Der GGF einer GmbH verabredete mit einer Baufirma, einen Teil der Baukosten für sein privates Wohnhaus der GmbH in Rechnung zu stellen. Die in 1996 und 1998 eingegangen Rechnungen wurden bei der GmbH in voller Höhe, also auch soweit sie nicht betrieblich veranlasst waren, als Aufwand verbucht und bezahlt. Da der Angeklagte die Zahlungen nicht in seinen ESt-Erklärungen angab, verkürzte er in beiden Jahren die ESt. Zudem machte er für die GmbH in den USt-Jahreserklärungen sämtliche in den überhöhten Eingangsrechnungen ausgewiesene USt als Vorsteuern geltend und bewirkte dadurch in einem Fall die Auszahlung eines der GmbH nicht zustehenden Vorsteuerguthabens und im anderen Fall eine geringere Zahllast. 

 

Das LG verurteilte den Angeklagten wegen Steuerhinterziehung in vier Fällen. Es rechnete dabei die Zahlungsbeträge, soweit sie das Wohnhaus betrafen, einschließlich der darin enthaltenen USt dem Angeklagten als verdeckte Gewinnausschüttungen (vGA) zu (§ 20 Abs. 1 Nr. 1 S. 2 EStG). Wegen KSt-Hinterziehung wurde der Angeklagte nicht verurteilt. 

 

Entscheidungsgründe

Der BGH hat die Revision des Angeklagten verworfen. Zutreffend hatte das LG die Berechnung der verkürzten ESt nicht unter Berücksichtigung des Anrechnungsverfahrens (§ 20 Abs. 1 Nr. 3 EStG (a.F.), § 36 Abs. 2 Nr. 3 EStG (a.F.)) durchgeführt.

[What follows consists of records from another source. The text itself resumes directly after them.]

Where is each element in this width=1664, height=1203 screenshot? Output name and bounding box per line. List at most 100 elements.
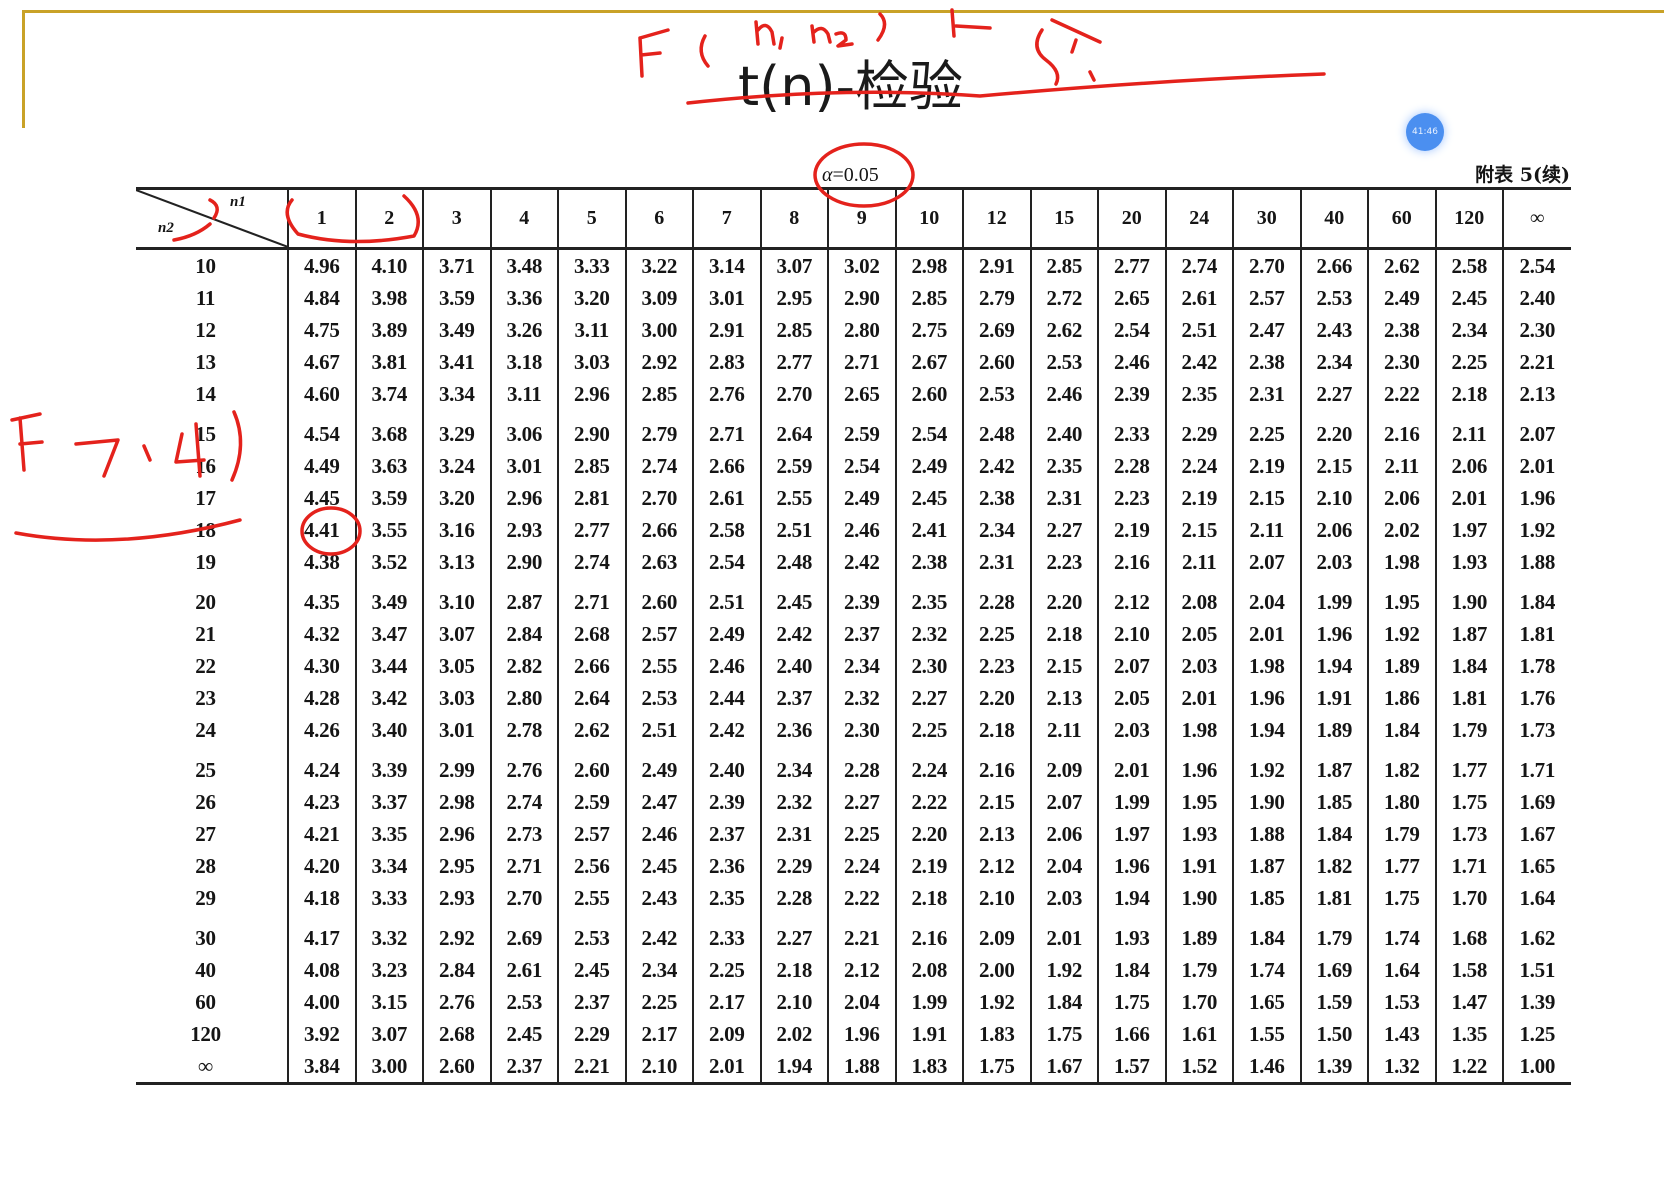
row-header: 20 [195, 589, 216, 614]
corner-col-label: n1 [230, 194, 246, 210]
table-row: 30 4.17 3.32 2.92 2.69 2.53 2.42 2.33 2.27 2.21 2.… [136, 914, 1571, 954]
table-cell: 2.74 [624, 450, 693, 482]
table-cell: 2.06 [1299, 514, 1368, 546]
table-row: 29 4.18 3.33 2.93 2.70 2.55 2.43 2.35 2.28 2.22 2.… [136, 882, 1571, 914]
table-cell: 1.94 [1232, 714, 1301, 746]
column-header: 12 [962, 187, 1031, 250]
table-cell: 2.42 [624, 914, 693, 954]
table-cell: 2.67 [894, 346, 963, 378]
table-cell: 1.75 [962, 1050, 1031, 1085]
table-cell: 1.59 [1299, 986, 1368, 1018]
table-row: 24 4.26 3.40 3.01 2.78 2.62 2.51 2.42 2.36 2.30 2.… [136, 714, 1571, 746]
table-cell: 1.57 [1097, 1050, 1166, 1085]
table-cell: 2.45 [1434, 282, 1503, 314]
table-cell: 3.84 [287, 1050, 356, 1085]
table-cell: 1.94 [759, 1050, 828, 1085]
table-cell: 2.82 [489, 650, 558, 682]
row-header: 10 [195, 253, 216, 278]
table-cell: 3.07 [759, 248, 828, 282]
table-cell: 3.81 [354, 346, 423, 378]
table-cell: 2.01 [692, 1050, 761, 1085]
table-cell: 1.76 [1502, 682, 1571, 714]
table-cell: 4.23 [287, 786, 356, 818]
table-cell: 2.11 [1164, 546, 1233, 578]
table-cell: 2.20 [1029, 578, 1098, 618]
table-cell: 1.70 [1434, 882, 1503, 914]
table-cell: 2.42 [759, 618, 828, 650]
table-cell: 2.59 [759, 450, 828, 482]
table-cell: 2.42 [827, 546, 896, 578]
table-cell: 2.40 [1029, 410, 1098, 450]
table-cell: 1.92 [1502, 514, 1571, 546]
table-cell: 1.93 [1164, 818, 1233, 850]
table-cell: 1.61 [1164, 1018, 1233, 1050]
table-cell: 2.24 [827, 850, 896, 882]
table-cell: 2.34 [624, 954, 693, 986]
table-cell: 2.30 [894, 650, 963, 682]
table-cell: 2.28 [759, 882, 828, 914]
row-header: 11 [195, 285, 216, 310]
table-row: 21 4.32 3.47 3.07 2.84 2.68 2.57 2.49 2.42 2.37 2.… [136, 618, 1571, 650]
table-cell: 3.42 [354, 682, 423, 714]
table-cell: 2.42 [692, 714, 761, 746]
table-cell: 2.05 [1164, 618, 1233, 650]
table-cell: 2.69 [489, 914, 558, 954]
table-cell: 2.42 [962, 450, 1031, 482]
table-cell: 1.67 [1502, 818, 1571, 850]
table-cell: 2.74 [1164, 248, 1233, 282]
table-cell: 2.01 [1097, 746, 1166, 786]
table-cell: 2.70 [759, 378, 828, 410]
table-cell: 1.92 [1029, 954, 1098, 986]
table-cell: 3.24 [422, 450, 491, 482]
table-cell: 3.01 [692, 282, 761, 314]
table-cell: 2.29 [1164, 410, 1233, 450]
table-cell: 1.75 [1434, 786, 1503, 818]
table-cell: 3.41 [422, 346, 491, 378]
timer-badge[interactable]: 41:46 [1406, 113, 1444, 151]
table-cell: 2.18 [894, 882, 963, 914]
table-cell: 2.66 [624, 514, 693, 546]
table-cell: 1.86 [1367, 682, 1436, 714]
table-cell: 2.71 [692, 410, 761, 450]
column-header: 20 [1097, 187, 1166, 250]
table-cell: 2.71 [557, 578, 626, 618]
table-cell: 2.19 [894, 850, 963, 882]
table-cell: 2.74 [557, 546, 626, 578]
row-header: 28 [195, 853, 216, 878]
table-cell: 1.67 [1029, 1050, 1098, 1085]
table-cell: 3.33 [354, 882, 423, 914]
table-cell: 2.30 [1502, 314, 1571, 346]
table-cell: 2.70 [489, 882, 558, 914]
f-distribution-table: n1 n2 1 2 3 4 5 6 7 8 9 10 12 15 20 24 30 40 60 120 ∞ 10 4.… [136, 187, 1571, 1085]
table-cell: 4.18 [287, 882, 356, 914]
table-cell: 1.87 [1299, 746, 1368, 786]
table-cell: 4.30 [287, 650, 356, 682]
table-cell: 2.02 [759, 1018, 828, 1050]
table-cell: 2.81 [557, 482, 626, 514]
table-cell: 2.80 [827, 314, 896, 346]
f-distribution-table-wrapper: n1 n2 1 2 3 4 5 6 7 8 9 10 12 15 20 24 30 40 60 120 ∞ 10 4.… [136, 187, 1571, 1103]
table-cell: 2.13 [1502, 378, 1571, 410]
table-cell: 3.49 [354, 578, 423, 618]
table-cell: 2.19 [1097, 514, 1166, 546]
table-cell: 2.48 [759, 546, 828, 578]
table-cell: 2.38 [962, 482, 1031, 514]
table-cell: 2.99 [422, 746, 491, 786]
table-cell: 2.30 [827, 714, 896, 746]
table-cell: 3.11 [489, 378, 558, 410]
table-cell: 2.08 [1164, 578, 1233, 618]
table-cell: 1.96 [1232, 682, 1301, 714]
table-cell: 3.02 [827, 248, 896, 282]
table-cell: 2.47 [624, 786, 693, 818]
row-header: 120 [190, 1021, 221, 1046]
table-cell: 2.41 [894, 514, 963, 546]
table-row: 17 4.45 3.59 3.20 2.96 2.81 2.70 2.61 2.55 2.49 2.… [136, 482, 1571, 514]
table-row: 18 4.41 3.55 3.16 2.93 2.77 2.66 2.58 2.51 2.46 2.… [136, 514, 1571, 546]
table-cell: 3.03 [422, 682, 491, 714]
table-cell: 2.96 [422, 818, 491, 850]
table-cell: 1.39 [1299, 1050, 1368, 1085]
table-cell: 2.38 [894, 546, 963, 578]
table-row: 22 4.30 3.44 3.05 2.82 2.66 2.55 2.46 2.40 2.34 2.… [136, 650, 1571, 682]
table-cell: 3.47 [354, 618, 423, 650]
table-cell: 2.92 [422, 914, 491, 954]
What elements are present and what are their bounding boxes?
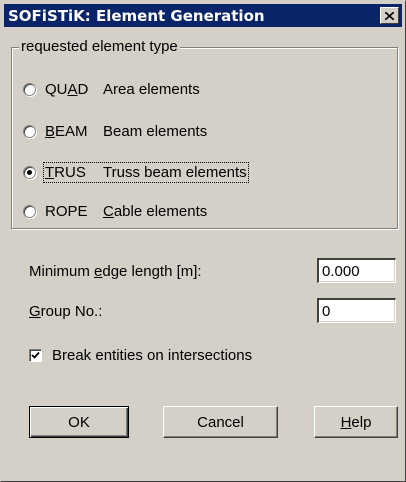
title-bar[interactable]: SOFiSTiK: Element Generation (4, 4, 402, 27)
break-entities-checkbox[interactable] (29, 349, 42, 362)
radio-rope-code: ROPE (45, 202, 88, 220)
help-button[interactable]: Help (314, 406, 398, 438)
radio-trus[interactable]: TRUS Truss beam elements (23, 161, 249, 183)
close-icon (385, 11, 394, 20)
radio-button-icon[interactable] (23, 204, 36, 218)
radio-button-icon[interactable] (23, 124, 36, 138)
radio-trus-label: TRUS Truss beam elements (43, 161, 249, 183)
radio-button-icon[interactable] (23, 82, 36, 96)
radio-quad-description: Area elements (103, 80, 200, 98)
min-edge-length-input[interactable] (317, 258, 396, 283)
radio-rope[interactable]: ROPE Cable elements (23, 200, 207, 222)
close-button[interactable] (380, 7, 399, 24)
checkmark-icon (31, 351, 40, 359)
group-no-label: Group No.: (29, 303, 103, 320)
min-edge-length-label: Minimum edge length [m]: (29, 263, 202, 280)
ok-button[interactable]: OK (29, 406, 129, 438)
cancel-button[interactable]: Cancel (163, 406, 278, 438)
radio-quad-code: QUAD (45, 80, 89, 98)
group-no-input[interactable] (317, 298, 396, 323)
element-generation-dialog: SOFiSTiK: Element Generation requested e… (0, 0, 406, 482)
groupbox-label: requested element type (19, 38, 180, 56)
radio-rope-description: Cable elements (103, 202, 208, 220)
radio-beam-code: BEAM (45, 122, 88, 140)
radio-beam-description: Beam elements (103, 122, 208, 140)
radio-button-selected-icon[interactable] (23, 165, 36, 179)
radio-beam[interactable]: BEAM Beam elements (23, 120, 207, 142)
dialog-title: SOFiSTiK: Element Generation (8, 6, 265, 25)
break-entities-checkbox-row[interactable]: Break entities on intersections (29, 347, 252, 364)
radio-quad[interactable]: QUAD Area elements (23, 78, 200, 100)
break-entities-label: Break entities on intersections (52, 347, 253, 364)
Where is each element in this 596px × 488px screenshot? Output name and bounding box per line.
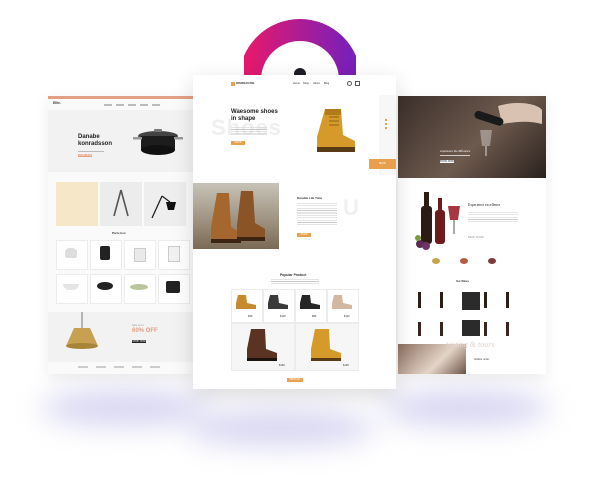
right-hero-caption: experience the difference (440, 149, 471, 153)
right-hero-button[interactable]: BOOK NOW (440, 160, 454, 163)
hero-title-line1: Danabe (78, 134, 100, 140)
pitcher-shape (100, 246, 110, 260)
product-boot-1 (236, 295, 256, 309)
feature-bg-letter: U (343, 195, 359, 220)
center-logo[interactable]: WAREHOUSE (236, 82, 254, 85)
hero-desc-line (78, 151, 104, 152)
center-hero-line1: Waesome shoes (231, 109, 278, 115)
pan-shape (97, 282, 113, 290)
center-hero-desc (231, 127, 267, 135)
right-hero-underline (440, 155, 470, 156)
wine-card-dark[interactable] (462, 292, 480, 310)
sale-pretext: Sale up to (132, 324, 144, 327)
food-icon-1 (432, 258, 440, 264)
view-all-button[interactable]: VIEW ALL (287, 378, 303, 382)
product-price-1: $99 (248, 315, 253, 318)
plate-shape (130, 284, 148, 290)
sale-button[interactable]: SHOP NOW (132, 340, 146, 343)
food-icon-3 (488, 258, 496, 264)
right-story-button[interactable]: READ MORE (468, 236, 484, 239)
center-hero-title: Waesome shoes in shape (231, 109, 278, 123)
product-boot-6 (311, 329, 341, 361)
shadow-right (380, 390, 550, 426)
shadow-left (40, 390, 210, 426)
lamp-image (151, 195, 176, 219)
feature-title: Durable Life Time (297, 196, 323, 200)
left-page-preview: Ellie. Danabe konradsson SHOP NOW Parts … (48, 96, 194, 374)
story-text (468, 212, 518, 222)
left-hero-button[interactable]: SHOP NOW (78, 154, 92, 157)
right-shop-title: Our Wines (456, 280, 469, 283)
left-nav (104, 104, 164, 106)
product-boot-2 (268, 295, 288, 309)
product-price-5: $150 (279, 364, 285, 367)
category-card-1[interactable] (56, 182, 98, 226)
feature-boots-image (211, 191, 265, 243)
right-page-preview: experience the difference BOOK NOW Exper… (398, 96, 546, 374)
search-icon[interactable] (347, 81, 352, 86)
center-nav-home[interactable]: Home (293, 82, 300, 85)
center-page-preview: WAREHOUSE Home Shop About Blog Shoes Wae… (193, 75, 396, 389)
sale-percent: 60% OFF (132, 328, 158, 334)
product-price-6: $135 (343, 364, 349, 367)
wine-card-dark-2[interactable] (462, 320, 480, 336)
center-logo-mark (231, 82, 235, 86)
pendant-lamp-image (66, 312, 98, 349)
center-nav-blog[interactable]: Blog (324, 82, 329, 85)
product-price-2: $120 (280, 315, 286, 318)
center-side-button[interactable]: SHOP (369, 159, 396, 169)
center-nav-shop[interactable]: Shop (303, 82, 309, 85)
cart-icon[interactable] (355, 81, 360, 86)
center-hero-line2: in shape (231, 116, 256, 122)
grill-shape (166, 281, 180, 293)
hero-slider-dots[interactable] (385, 119, 387, 129)
feature-button[interactable]: SHOP NOW (297, 233, 311, 240)
left-hero-title: Danabe konradsson (78, 134, 112, 148)
hero-boot-image (317, 109, 355, 152)
shadow-center (185, 410, 375, 446)
product-price-4: $110 (344, 315, 350, 318)
product-price-3: $89 (312, 315, 317, 318)
feature-text (297, 203, 337, 225)
center-hero-button[interactable]: SHOP NOW (231, 141, 245, 148)
hero-title-line2: konradsson (78, 141, 113, 147)
tongs-image (113, 189, 129, 217)
jar-shape (168, 246, 180, 262)
mug-shape (134, 248, 146, 262)
center-nav-about[interactable]: About (313, 82, 320, 85)
popular-desc (271, 279, 319, 285)
product-boot-3 (300, 295, 320, 309)
kettle-shape (65, 248, 77, 258)
brand-logos-row (78, 366, 168, 368)
product-boot-4 (332, 295, 352, 309)
wine-bottles-image (415, 192, 460, 250)
food-icon-2 (460, 258, 468, 264)
wine-pour-image (474, 103, 542, 156)
popular-title: Popular Product (280, 273, 307, 277)
top-accent-bar (48, 96, 194, 99)
right-script-text: tasting & tours (446, 340, 495, 349)
cooking-pot-image (133, 129, 183, 155)
right-story-title: Experience excellence (468, 203, 501, 207)
left-section-title: Parts box (112, 231, 126, 235)
product-boot-5 (247, 329, 277, 361)
right-script-sub: Online order (474, 357, 490, 361)
left-logo[interactable]: Ellie. (53, 101, 61, 105)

Denn die Voraussetzungen dafür lagen nicht vor (§ 36 Abs. 2 Nr. 3a EStG (a.F.), § 36a EStG (a.F.) bzw. § 36 Abs. 2 Nr. 3b EStG (a.F.), § 44 KStG (a.F.)). Das fiktive KSt-Guthaben ist nur dann zur Vermeidung einer „strafrechtlich nicht hinnehmbaren Doppelbelastung“ anzurechnen, wenn der GGF zusätzlich wegen KSt-Hinterziehung verurteilt wird (so bereits BGH 12.1.05, 5 StR 301/04, wistra 05, 144, 145). 

 

Weder die vier Einzelstrafen noch die Gesamtstrafe waren unter dem Gesichtspunkt einer „Doppelbestrafung“ zu mildern. Zwar waren die USt-Beträge auch in den ESt-Hinterziehungsbeträgen enthalten. Dies ändert aber nichts daran, dass der Angeklagte sowohl für sich als auch für die GmbH wirtschaftliche Vorteile rechtswidrig erlangte, die jeweils für sich strafrechtlich zu ahnden waren. 

 

Praxishinweis 

In der Praxis wird in solchen Altfällen, in denen das Anrechnungsverfahren und noch nicht das Halbeinkünfteverfahren anzuwenden ist, in der Regel die Verfolgung der Hinterziehung der auf der Ebene der GmbH angefallenen Ertragsteuern im Hinblick auf die ESt-Hinterziehung des beherrschenden Anteilseigners eingestellt bzw. – bei gleichzeitiger Abgabe der Erklärungen mit übereinstimmenden Falschangaben – beschränkt. Dies ist jedoch nur möglich, wenn der Zufluss der vGA beim Anteilseigner nachweisbar ist.